You give a few allegedly inductive arguments that fail. But, Chris, the arguments you give are all deductive arguments! And they each have a false premiss! These aren't at all analogous to the universal inductive evidence in support of the causal principle.

I'd also caution you to be wary about attacking a particular inductive argument just because other inductive arguments are failures, lest you wind up rejecting induction altogether. Then you will be landed in absolute scepticism. The distinguishing feature of an inductive argument, as opposed to a deductive argument, is that the truth of its premises does not guarantee the truth of the conclusion. But inductive reasoning remains largely reliable and, moreover, is indispensable to rational behavior.
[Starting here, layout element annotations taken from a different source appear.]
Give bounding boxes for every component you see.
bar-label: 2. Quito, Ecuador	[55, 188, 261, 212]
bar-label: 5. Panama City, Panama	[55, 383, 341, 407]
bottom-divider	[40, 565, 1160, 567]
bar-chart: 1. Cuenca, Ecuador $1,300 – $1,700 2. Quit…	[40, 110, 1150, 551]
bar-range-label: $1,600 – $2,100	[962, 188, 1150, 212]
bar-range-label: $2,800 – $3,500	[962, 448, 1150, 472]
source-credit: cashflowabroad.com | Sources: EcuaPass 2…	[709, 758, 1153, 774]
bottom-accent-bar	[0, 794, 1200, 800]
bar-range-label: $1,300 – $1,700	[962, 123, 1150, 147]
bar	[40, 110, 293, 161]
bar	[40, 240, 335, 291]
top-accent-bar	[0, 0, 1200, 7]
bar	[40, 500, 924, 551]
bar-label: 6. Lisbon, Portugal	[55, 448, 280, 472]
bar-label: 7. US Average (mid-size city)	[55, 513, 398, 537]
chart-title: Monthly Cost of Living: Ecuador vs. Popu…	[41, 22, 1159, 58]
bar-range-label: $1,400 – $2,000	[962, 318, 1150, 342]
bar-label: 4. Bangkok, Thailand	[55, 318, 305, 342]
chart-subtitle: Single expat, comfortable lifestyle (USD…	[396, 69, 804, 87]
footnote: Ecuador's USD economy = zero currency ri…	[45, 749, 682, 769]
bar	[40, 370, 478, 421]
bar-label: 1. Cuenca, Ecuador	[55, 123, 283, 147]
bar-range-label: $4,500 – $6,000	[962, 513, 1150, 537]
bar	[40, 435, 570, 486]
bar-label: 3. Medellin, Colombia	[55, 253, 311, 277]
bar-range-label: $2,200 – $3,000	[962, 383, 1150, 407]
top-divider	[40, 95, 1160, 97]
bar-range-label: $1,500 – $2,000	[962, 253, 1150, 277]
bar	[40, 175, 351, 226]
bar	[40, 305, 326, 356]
But you insist that in this case we have good reason to think that the beginning of the universe is an exception to the causal principle. If you were right, that would indeed, undercut the inductive evidence in support of premiss (1). But what reason is there to think that the universe is an exception to the causal principle? You state, "in an argument about a series of states of the universe which cause each other, the initial state must be treated differently to all subsequent states." Why? I see no reason to treat such a state as an exception. Indeed, I should have thought that the uncaused arising of an absolutely first state is even more obviously impossible than the uncaused arising of a temporally embedded state. In any case, the burden is on you to justify this exception or it becomes an arbitrary dismissal of the causal principle.
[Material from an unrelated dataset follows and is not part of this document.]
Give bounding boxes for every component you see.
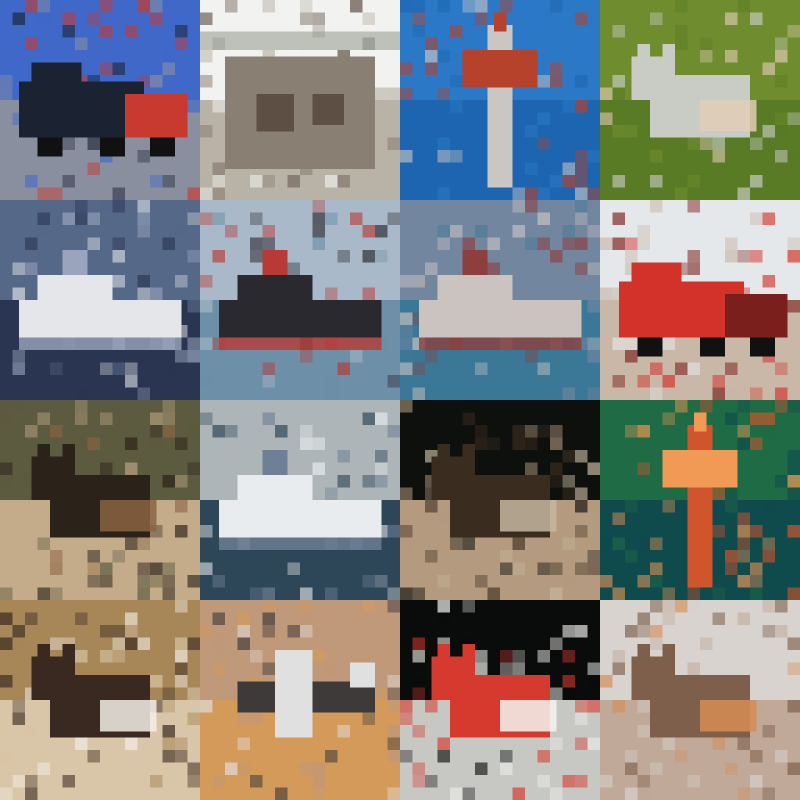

You add: "The fact that we don't observe any other beginning to a chain of causation is no more mysterious than the fact that there are not multiple smallest integers, or multiple most northerly points." This statement seems confused. The fact you mention is just neither here nor there so far as the inductive evidence for the causal principle is concerned. The inductive argument is not that it's mysterious that we don't see causal chains beginning abruptly without antecedents. It's rather that we have uniform empirical evidence that things which begin to exist do have causes—without exception. Besides, in the cases you mention it is logically impossible for there to be the postulated entities (multiple smallest integers or most northerly points), whereas no logical impossibility has even been suggested in the universe's having a cause of its beginning.

I cannot help but suspect that it's the looming implication of theism that makes you sceptical of the otherwise impressive evidence for the causal principle.